Impact of chief risk officers on agency ERM efforts
Thomas Brandt, president of AFERM and chief risk officer at the Internal Revenue Service, and David Fisher, managing director of public sector risk consulting at Guidehouse, give takeaways from the 2018 Federal ERM Survey, and what it means for further adoption of the strategy.’
At the 2018 Association for Federal Enterprise Risk Management Summit, the results from the 2018 Federal ERM Survey were revealed. The survey, conducted in association with consulting firm Guidehouse, found that the cultural barriers to adoption of ERM still exist across the federal government. However, Thomas Brandt, president of AFERM and chief risk officer at the Internal Revenue Service, says that the survey shows ERM making inroads at federal agencies.
“What is the most insightful about the survey is to see where we have made progress, but then to recognize too that within the federal government community, enterprise risk management is still new. The OMB requirement only came out a couple years ago. I think the survey confirms that we are still in the early stages of ERM implementation, but what we are seeing is that the longer organizations have been committed to enterprise risk management are realizing the benefits… We are also seeing some signs of improvement in organizational culture that I think create an environment that is more risk aware,” Brandt said.
David Fisher, managing director of public sector risk consulting at Guidehouse, said that one of the most interesting takeaways from the survey involves chief risk officers.

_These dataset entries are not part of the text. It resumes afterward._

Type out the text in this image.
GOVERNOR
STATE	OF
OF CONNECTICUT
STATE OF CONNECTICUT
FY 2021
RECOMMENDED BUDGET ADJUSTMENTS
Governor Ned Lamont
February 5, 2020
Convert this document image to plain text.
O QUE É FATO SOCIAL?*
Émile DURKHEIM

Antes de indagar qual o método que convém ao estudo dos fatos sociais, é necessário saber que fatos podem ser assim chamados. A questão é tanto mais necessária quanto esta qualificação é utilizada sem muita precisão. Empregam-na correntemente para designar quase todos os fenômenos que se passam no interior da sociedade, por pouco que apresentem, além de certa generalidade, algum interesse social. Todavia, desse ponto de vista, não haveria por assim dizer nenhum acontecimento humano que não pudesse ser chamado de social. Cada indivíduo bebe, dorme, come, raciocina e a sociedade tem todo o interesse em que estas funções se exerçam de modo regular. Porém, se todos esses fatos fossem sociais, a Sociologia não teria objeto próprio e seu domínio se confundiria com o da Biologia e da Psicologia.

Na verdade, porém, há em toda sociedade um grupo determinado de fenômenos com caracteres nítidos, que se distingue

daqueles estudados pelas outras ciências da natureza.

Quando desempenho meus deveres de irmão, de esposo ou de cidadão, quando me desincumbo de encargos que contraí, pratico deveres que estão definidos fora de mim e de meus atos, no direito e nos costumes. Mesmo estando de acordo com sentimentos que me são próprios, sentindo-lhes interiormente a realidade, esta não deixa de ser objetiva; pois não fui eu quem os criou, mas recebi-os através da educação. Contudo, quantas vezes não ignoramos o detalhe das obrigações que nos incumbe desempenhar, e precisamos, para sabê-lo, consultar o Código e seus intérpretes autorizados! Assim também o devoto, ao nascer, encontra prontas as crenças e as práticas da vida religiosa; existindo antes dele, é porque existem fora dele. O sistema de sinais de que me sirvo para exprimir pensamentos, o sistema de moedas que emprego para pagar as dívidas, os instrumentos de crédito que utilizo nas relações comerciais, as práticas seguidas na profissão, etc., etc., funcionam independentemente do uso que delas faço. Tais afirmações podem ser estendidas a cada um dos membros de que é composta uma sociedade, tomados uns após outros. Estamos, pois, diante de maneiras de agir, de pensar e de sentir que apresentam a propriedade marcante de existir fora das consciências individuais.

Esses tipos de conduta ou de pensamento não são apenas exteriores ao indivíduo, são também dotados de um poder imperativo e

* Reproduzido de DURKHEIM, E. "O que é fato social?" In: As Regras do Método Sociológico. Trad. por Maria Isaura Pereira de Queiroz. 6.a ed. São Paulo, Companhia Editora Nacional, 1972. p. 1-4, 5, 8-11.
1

“The agencies that have invested in a chief risk officer to run their ERM program, those organizations are also seeing significantly better performance. That we had not seen in previous years’ surveys,” Fisher told Government Matters. “You can envision the reasons for that. It’s that dedication, saying ‘This is important to my agency, I’m going to pick someone to be a chief risk officer and build a little capability around that person.’ That level of dedication seems to really matter in terms of trying to get positive results.”